I've been asked to give an "artist's perspective" on Africa for the adult forum (i.e. Sunday School) at St. Paul-Ref tomorrow. I'm not really sure what I'll say; I have many photographs from my time there to show people what I mean when I say, "I can't really explain it." Hopefully the pictures can, in some sense, speak for themselves.

When I dig down deep to wonder from where my love for Africa comes, I go as deep as possible without ever grasping the words that would do it justice. Africa changed my life, and I could easily divide said life into two camps: what came before, and what has come since my trip to that continent.

It's not that I could have died a happy man once I went - my journey was not somehow magnificently 'complete' once I had returned to America. If anything, the trip awoke in me passions I never knew existed. This place, with its rich history that all humans could, in effect, trace their ancestral history back to, was not necessarily a brand-new experience. It was like, in the words of Che Guevara in his Motorcycle Diaries, "...being homesick for a place I had never been."

Africa was a part of me before I ever embarked on my 10-hour flight to get there. It had a deep spiritual hold on me in ways I wasn't even aware of until much later.

And now I have to TALK ABOUT IT? Well, I did that in different classrooms when I got back, but mostly to impress upon budding freshmen the need to get out of TLU at least once in their four (ish) years of attending college. But now, I'm supposed to fill an hour with discussion about Africa. An hour? Easy. An focused hour? Ha.

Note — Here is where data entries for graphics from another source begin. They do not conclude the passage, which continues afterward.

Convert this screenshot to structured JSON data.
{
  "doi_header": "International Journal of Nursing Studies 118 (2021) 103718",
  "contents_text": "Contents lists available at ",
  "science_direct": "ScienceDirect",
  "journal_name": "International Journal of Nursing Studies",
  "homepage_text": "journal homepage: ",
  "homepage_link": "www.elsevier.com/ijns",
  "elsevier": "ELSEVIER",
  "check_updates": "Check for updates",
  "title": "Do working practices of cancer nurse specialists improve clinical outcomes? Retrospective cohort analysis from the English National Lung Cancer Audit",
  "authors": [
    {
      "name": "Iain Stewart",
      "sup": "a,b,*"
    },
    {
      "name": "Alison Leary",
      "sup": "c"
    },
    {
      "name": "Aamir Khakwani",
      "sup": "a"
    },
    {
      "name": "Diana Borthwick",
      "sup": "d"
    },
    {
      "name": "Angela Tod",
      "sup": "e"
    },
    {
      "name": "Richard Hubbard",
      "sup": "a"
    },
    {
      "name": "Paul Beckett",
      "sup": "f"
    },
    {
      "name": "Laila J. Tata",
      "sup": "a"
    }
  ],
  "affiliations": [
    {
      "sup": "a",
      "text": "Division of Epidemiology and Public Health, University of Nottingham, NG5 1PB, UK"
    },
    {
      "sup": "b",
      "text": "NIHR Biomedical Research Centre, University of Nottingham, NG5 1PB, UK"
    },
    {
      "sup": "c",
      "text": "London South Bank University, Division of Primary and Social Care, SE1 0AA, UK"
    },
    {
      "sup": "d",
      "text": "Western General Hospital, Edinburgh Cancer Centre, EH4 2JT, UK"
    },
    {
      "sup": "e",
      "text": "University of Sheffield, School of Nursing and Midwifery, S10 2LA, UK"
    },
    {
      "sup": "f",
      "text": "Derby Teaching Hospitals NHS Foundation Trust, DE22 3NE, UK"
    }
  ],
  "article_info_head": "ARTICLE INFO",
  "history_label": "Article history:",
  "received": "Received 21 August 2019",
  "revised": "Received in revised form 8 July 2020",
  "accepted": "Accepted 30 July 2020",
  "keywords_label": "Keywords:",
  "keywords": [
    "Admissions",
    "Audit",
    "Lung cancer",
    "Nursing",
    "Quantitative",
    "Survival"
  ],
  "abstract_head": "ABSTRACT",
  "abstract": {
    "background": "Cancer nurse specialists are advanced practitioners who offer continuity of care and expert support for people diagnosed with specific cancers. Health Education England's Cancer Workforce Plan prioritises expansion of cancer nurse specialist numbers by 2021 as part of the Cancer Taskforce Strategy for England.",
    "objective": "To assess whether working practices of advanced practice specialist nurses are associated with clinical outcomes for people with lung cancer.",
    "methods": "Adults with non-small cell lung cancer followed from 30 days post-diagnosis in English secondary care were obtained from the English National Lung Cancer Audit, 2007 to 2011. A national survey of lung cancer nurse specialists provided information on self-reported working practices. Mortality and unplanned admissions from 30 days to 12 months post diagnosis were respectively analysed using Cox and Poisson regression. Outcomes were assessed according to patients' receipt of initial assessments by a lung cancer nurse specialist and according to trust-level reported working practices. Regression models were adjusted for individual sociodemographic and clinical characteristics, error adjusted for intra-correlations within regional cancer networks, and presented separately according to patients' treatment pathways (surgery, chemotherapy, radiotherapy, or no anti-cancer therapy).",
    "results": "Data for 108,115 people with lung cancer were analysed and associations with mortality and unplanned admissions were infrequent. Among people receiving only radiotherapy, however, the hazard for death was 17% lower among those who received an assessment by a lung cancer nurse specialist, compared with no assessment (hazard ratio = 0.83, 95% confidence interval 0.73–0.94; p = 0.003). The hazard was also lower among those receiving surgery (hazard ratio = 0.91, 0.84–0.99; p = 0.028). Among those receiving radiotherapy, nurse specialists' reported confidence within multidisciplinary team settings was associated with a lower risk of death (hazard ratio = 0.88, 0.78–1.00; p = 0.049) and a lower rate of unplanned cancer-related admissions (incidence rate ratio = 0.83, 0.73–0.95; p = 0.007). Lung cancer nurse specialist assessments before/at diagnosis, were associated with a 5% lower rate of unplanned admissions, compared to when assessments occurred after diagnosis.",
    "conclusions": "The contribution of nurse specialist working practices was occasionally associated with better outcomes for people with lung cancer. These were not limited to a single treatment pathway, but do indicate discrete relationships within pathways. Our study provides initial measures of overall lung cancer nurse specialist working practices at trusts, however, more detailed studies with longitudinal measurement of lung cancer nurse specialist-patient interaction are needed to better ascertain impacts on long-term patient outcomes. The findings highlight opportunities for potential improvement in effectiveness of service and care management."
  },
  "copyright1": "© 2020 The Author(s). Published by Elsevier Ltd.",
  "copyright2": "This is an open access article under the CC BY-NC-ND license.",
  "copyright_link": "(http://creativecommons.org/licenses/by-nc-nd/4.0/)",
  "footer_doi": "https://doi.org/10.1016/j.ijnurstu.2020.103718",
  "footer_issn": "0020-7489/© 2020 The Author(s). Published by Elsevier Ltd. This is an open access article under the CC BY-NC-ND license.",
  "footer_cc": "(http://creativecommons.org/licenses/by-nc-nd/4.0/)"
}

It is a great irony to me that the place in which the fantastic and complex beginnings of modern human life took place is now the witness to some of the worst humanitarian crises the world has ever seen. Thousands upon thousands of years ago, humans began to move from their birthplace in Africa, looking for fertile grazing lands and sustenance in whatever form they could find it. After a while, civilizations began to spring up in places of which the original African societies did not dream.

...and many, many years later, those distant societies came into contact with, once again, their true 'motherland' - the place that had nurtured their precarious beginnings in life with the gentle touch of a devoted parent. And these societies tore the inhabitants - their true brothers and sisters, infinitely removed - from their land, enslaved them, and used them to better their own life in places across the seas. If they restrained from this course, they settled for raping the land and enslaving the peoples in their own backyard, content with destroying the land and its inhabitants from the inside out.

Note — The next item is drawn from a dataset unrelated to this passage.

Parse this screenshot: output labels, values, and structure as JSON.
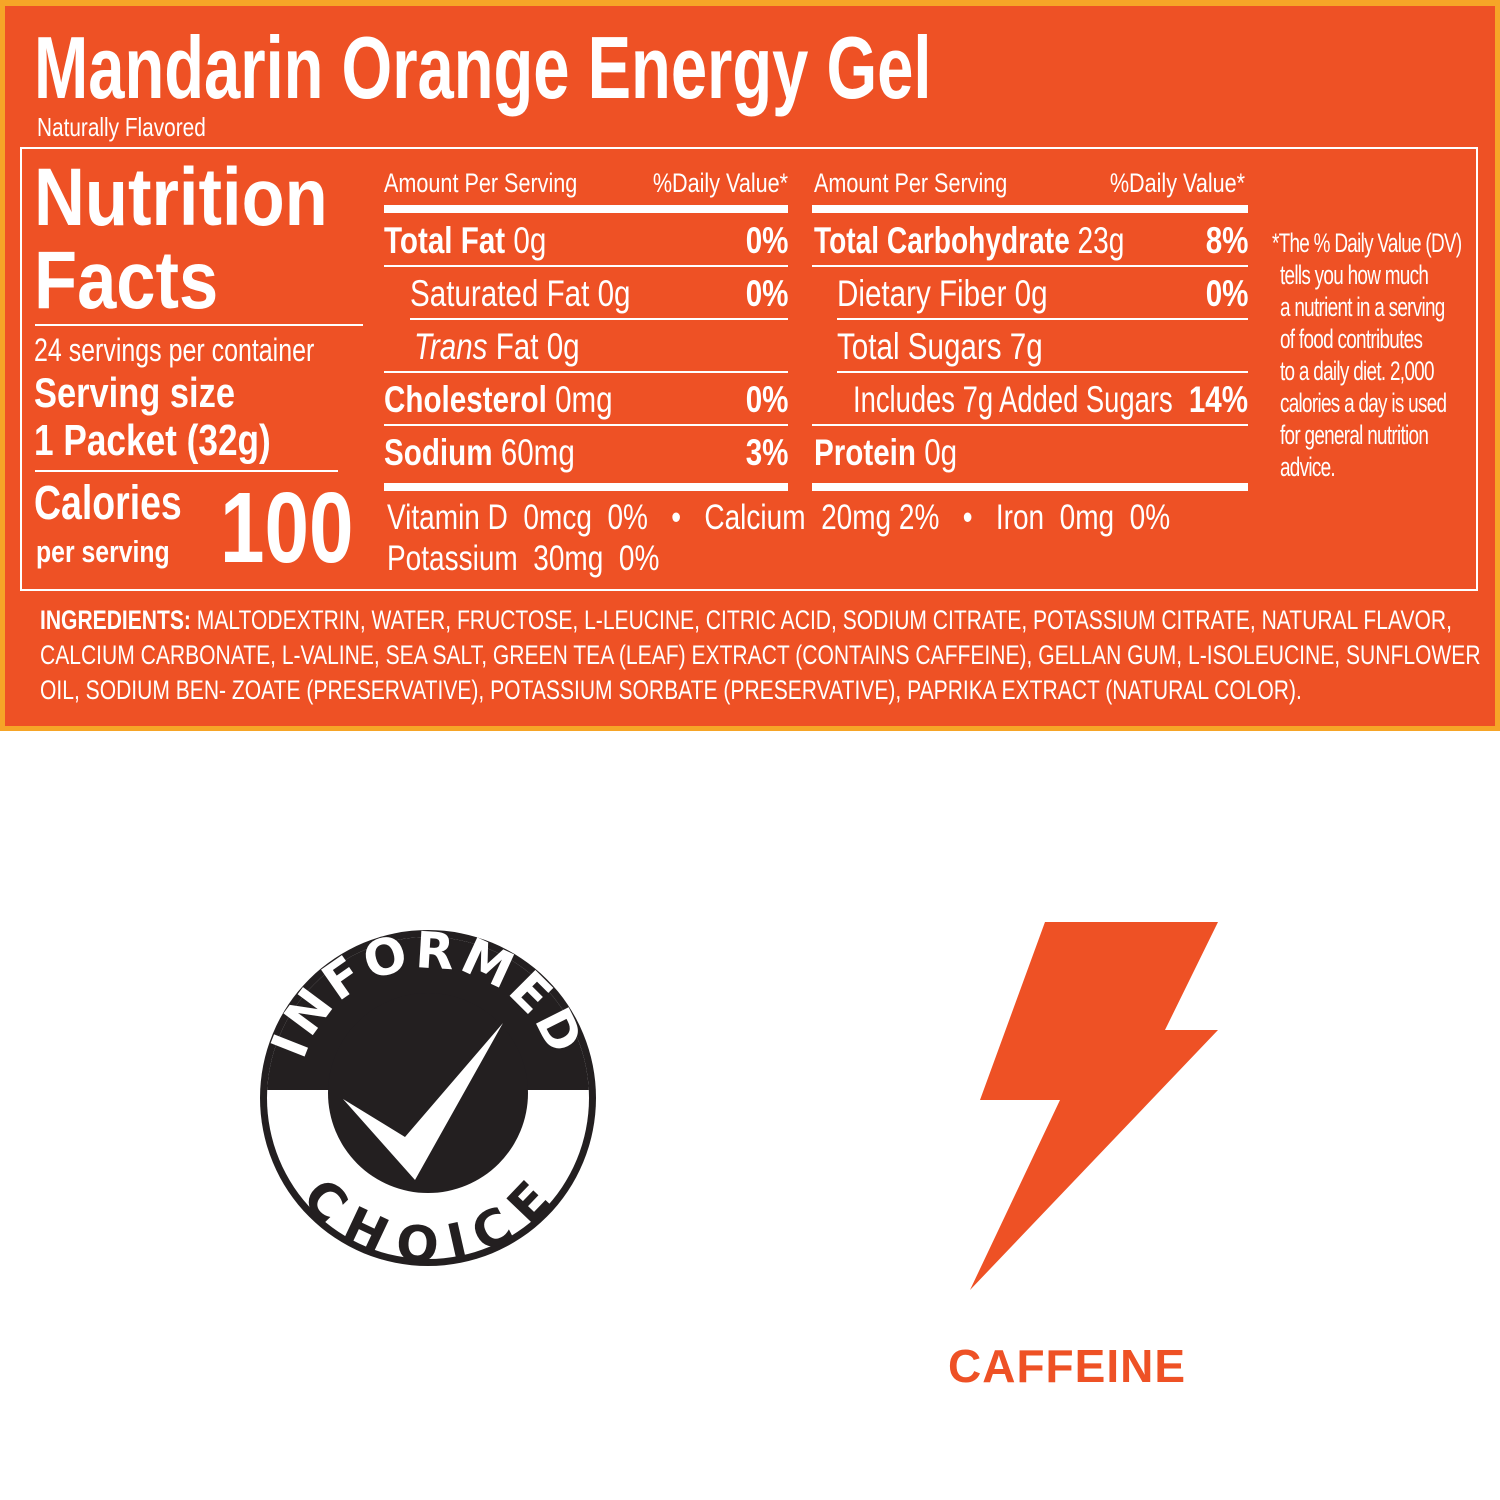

The human family had been reunited in their homeland, and what a sickening display of reunion it was.

This is part of the sadness I feel when I think of Africa. By far the most diverse place in this world in so many ways, it has been divinely shit upon for hundreds upon hundreds of years.

Sure, there is hope, and it is that hope that we all must cling to. Yet, in the words of a good friend, "hope is good, but there must be anger too." A sense of pure frustration must accompany our assessment of Africa today. Ravaged by war, poverty, AIDS, and the residue of colonial imperialism, it is not the best place to be.

But there's something that keeps drawing me back, and I cannot explain it. Perhaps I don't need to. Maybe if our collective consciousness could remember that it exists because of our common ties to Africa, we would be quicker to help in the midst of so many overwhelming problems.

Maybe. Let's hope to God it's sooner rather than later.